When he returns to his home, he sees his wife grieving and he watches her for days and weeks not knowing that her recently-deceased husband is still present in her house. Eventually, the ghost sees a second ghost living next door, this ghost is female and she wordlessly tells him that she is waiting for someone but she can't remember who. With the love of his life slowly slipping away from him, the ghost embarks on a cosmic journey through time and memory and he searches for something. We don't know what it is, could it be something from his love life he missed or could it be something from his past?

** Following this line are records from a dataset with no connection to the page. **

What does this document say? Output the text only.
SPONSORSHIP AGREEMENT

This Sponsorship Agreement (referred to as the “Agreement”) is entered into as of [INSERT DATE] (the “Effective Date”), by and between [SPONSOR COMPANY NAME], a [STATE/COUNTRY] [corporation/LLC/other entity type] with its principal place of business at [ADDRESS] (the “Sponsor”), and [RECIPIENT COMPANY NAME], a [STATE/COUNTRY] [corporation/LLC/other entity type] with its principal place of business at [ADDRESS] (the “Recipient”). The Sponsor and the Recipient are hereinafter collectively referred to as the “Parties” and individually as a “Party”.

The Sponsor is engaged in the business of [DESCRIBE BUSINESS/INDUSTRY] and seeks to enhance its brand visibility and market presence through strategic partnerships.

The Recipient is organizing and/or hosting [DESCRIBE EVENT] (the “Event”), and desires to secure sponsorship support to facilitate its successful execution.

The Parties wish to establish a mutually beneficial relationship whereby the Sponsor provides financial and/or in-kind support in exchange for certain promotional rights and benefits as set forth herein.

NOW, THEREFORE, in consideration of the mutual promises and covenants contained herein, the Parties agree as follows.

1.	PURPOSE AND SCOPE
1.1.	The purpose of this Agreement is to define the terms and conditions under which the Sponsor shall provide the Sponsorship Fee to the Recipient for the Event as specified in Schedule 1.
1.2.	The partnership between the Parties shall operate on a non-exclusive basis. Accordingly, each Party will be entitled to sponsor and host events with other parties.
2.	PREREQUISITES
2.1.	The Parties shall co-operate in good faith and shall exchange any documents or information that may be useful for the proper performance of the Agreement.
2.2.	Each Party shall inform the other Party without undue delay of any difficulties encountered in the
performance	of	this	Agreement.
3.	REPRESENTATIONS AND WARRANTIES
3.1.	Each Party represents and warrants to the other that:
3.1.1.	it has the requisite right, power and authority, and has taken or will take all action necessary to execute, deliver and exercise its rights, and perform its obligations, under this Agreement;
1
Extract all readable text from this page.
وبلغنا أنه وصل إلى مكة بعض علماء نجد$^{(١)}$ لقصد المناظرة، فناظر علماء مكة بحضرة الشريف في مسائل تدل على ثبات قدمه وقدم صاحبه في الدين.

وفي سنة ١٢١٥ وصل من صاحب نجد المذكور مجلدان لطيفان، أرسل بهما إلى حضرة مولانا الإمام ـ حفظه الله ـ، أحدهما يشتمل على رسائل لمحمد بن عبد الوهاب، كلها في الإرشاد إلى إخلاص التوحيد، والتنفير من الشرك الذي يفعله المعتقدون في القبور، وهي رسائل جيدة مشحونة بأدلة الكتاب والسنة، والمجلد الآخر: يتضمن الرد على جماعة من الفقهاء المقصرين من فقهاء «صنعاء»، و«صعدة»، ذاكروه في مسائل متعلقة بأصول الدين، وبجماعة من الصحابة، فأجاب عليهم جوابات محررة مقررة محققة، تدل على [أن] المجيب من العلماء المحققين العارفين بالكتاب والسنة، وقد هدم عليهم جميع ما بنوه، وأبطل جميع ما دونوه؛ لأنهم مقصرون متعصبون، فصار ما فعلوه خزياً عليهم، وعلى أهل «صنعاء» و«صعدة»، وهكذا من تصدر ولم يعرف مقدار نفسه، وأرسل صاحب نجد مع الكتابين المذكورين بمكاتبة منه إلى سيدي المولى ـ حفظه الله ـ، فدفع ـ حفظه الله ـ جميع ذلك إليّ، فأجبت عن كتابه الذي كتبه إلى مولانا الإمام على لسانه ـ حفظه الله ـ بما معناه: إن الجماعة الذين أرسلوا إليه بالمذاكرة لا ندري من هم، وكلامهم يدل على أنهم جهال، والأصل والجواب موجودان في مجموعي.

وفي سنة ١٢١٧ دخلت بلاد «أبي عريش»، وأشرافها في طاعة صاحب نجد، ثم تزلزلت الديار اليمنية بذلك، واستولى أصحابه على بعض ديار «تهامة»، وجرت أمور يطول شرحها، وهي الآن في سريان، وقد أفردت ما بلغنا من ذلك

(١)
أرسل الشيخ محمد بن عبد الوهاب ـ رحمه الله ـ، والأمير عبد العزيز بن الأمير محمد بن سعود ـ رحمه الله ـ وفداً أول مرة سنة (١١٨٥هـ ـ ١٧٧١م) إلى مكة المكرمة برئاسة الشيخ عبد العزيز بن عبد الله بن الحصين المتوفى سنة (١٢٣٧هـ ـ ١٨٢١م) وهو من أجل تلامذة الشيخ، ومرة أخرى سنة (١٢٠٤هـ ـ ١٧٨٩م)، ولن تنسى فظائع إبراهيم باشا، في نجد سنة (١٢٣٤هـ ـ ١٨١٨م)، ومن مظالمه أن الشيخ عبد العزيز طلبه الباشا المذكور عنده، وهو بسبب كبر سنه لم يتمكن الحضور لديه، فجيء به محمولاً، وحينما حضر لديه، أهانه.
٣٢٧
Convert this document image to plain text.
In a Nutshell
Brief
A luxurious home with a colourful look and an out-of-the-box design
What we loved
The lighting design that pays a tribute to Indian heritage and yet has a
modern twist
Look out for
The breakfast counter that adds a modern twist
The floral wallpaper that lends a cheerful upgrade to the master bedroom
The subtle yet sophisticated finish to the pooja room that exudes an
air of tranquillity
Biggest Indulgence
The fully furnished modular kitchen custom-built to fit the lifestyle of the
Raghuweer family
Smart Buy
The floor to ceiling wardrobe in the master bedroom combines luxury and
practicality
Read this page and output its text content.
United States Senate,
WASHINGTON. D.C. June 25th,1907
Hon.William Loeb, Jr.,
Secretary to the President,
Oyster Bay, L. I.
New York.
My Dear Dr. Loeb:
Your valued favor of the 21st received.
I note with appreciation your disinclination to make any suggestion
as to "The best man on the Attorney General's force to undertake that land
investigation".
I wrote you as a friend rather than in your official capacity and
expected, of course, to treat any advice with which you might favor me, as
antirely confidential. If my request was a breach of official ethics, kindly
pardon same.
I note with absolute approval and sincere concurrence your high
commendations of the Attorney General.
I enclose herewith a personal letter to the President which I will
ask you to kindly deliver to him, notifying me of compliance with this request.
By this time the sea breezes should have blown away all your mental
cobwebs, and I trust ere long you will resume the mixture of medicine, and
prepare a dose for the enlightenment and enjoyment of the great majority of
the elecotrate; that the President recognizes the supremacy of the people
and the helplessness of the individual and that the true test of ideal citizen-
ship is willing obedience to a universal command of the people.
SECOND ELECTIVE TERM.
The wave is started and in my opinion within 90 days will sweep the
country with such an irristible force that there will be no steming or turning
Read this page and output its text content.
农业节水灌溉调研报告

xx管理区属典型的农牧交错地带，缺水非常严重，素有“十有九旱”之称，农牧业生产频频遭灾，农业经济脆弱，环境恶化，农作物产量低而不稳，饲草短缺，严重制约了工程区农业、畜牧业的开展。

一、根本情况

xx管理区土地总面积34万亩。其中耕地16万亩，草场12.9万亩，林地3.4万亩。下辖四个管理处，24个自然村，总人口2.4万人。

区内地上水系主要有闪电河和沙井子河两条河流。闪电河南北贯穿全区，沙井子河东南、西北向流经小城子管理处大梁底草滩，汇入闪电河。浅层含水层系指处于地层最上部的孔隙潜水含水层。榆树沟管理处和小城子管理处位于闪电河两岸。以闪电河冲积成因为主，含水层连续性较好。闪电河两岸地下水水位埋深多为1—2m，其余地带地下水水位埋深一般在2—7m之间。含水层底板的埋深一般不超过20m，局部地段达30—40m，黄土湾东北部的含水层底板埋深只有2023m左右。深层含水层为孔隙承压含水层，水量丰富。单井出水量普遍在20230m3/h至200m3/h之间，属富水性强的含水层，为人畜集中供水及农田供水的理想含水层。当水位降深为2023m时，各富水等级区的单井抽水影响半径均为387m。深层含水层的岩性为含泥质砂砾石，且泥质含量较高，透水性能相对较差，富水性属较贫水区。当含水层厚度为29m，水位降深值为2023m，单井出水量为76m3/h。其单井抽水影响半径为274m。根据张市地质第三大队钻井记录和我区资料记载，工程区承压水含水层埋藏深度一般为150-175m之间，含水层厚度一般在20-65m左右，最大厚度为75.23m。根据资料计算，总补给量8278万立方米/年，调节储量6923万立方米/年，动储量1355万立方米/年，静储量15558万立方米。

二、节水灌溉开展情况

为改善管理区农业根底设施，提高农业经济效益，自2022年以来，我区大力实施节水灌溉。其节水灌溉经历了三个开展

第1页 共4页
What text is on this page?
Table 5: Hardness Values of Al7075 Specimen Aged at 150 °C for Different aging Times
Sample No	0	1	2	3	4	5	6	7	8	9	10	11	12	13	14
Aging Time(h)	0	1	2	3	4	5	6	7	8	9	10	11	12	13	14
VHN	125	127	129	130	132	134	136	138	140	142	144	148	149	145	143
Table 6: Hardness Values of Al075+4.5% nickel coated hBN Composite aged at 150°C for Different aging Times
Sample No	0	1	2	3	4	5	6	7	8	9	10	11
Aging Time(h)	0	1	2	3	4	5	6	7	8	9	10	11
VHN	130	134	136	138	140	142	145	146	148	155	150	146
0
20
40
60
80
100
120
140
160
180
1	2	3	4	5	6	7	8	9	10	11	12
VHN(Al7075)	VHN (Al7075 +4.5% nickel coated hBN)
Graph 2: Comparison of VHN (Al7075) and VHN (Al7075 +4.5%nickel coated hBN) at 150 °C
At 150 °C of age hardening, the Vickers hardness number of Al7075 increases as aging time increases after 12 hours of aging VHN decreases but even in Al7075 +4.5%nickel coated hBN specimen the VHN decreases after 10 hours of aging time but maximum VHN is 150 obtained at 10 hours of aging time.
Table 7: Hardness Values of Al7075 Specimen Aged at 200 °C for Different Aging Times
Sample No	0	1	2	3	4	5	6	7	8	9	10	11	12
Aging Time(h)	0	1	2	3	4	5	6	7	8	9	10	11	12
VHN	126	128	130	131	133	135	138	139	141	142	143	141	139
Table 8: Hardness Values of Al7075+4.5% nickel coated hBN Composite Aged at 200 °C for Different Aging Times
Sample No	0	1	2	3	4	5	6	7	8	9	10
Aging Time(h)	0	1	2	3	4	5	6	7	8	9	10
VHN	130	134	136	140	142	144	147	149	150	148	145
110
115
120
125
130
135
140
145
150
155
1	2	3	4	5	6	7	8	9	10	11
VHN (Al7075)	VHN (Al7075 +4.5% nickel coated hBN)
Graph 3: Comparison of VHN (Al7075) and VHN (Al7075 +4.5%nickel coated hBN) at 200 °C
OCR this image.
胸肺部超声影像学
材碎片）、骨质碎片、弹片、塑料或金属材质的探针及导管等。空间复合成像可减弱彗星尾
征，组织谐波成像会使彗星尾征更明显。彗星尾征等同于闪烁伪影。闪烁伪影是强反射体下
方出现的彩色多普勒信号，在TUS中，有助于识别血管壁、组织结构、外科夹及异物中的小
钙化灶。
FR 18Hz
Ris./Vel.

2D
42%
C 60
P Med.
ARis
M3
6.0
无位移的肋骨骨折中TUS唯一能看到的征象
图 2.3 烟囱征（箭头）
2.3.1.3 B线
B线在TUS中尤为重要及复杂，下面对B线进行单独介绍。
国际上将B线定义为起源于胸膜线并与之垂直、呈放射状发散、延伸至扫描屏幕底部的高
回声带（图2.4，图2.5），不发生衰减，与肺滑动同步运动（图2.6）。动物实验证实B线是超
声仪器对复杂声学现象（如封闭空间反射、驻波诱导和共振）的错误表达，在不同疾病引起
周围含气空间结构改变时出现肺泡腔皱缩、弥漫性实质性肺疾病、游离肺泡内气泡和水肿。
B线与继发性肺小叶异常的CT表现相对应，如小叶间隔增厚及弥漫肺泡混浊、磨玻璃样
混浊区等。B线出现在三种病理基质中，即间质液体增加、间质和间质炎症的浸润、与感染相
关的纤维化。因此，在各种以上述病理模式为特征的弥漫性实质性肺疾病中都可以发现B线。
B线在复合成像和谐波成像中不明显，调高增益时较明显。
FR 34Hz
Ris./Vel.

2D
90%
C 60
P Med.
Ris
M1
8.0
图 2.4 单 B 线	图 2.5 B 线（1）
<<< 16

This bleak and emotionally compelling film also plays with horror movie tropes, the lights flipping on and off, books being thrown out of book shelves and weird noises in the night but it never feels obligatory. The cinematography by Andrew Droz Palermo is gorgeous to look at and the screenplay is ambitiously original. "A Ghost Story" is one of those outside the mainstream films that's so unforgettable, I might be thinking about seeing it a second time.
The biggest emotional surge is frustration at the end, not knowing what the msg was about
Overal, this whole experience is like being in a massive prank by the director, like making audience see a 10 min scene of pie eating (wtf her pain is not fustration of forced boredom, she lost a bloody husband it can't be compared if u lost anything, cat, dog, toys u should know) then the depressing monologue by a know it all hippy, who seemed to successfully convinced others to a pointless existence. Why? To coincidentally add to the shitty mood? Cheap shot.
Finally the mother of all cheap shots, make u sit and wait for the whole movie to finally not know why it happened. Is this not intentionally designed to pissed the viewer off? Don't cover these cheap shot as art; unless ur admitting that ur art is just cheap exploitation of social abnormality. What does it feel like to waste everybody's time?
There's a reason the Critic Rating and Audience rating are so different.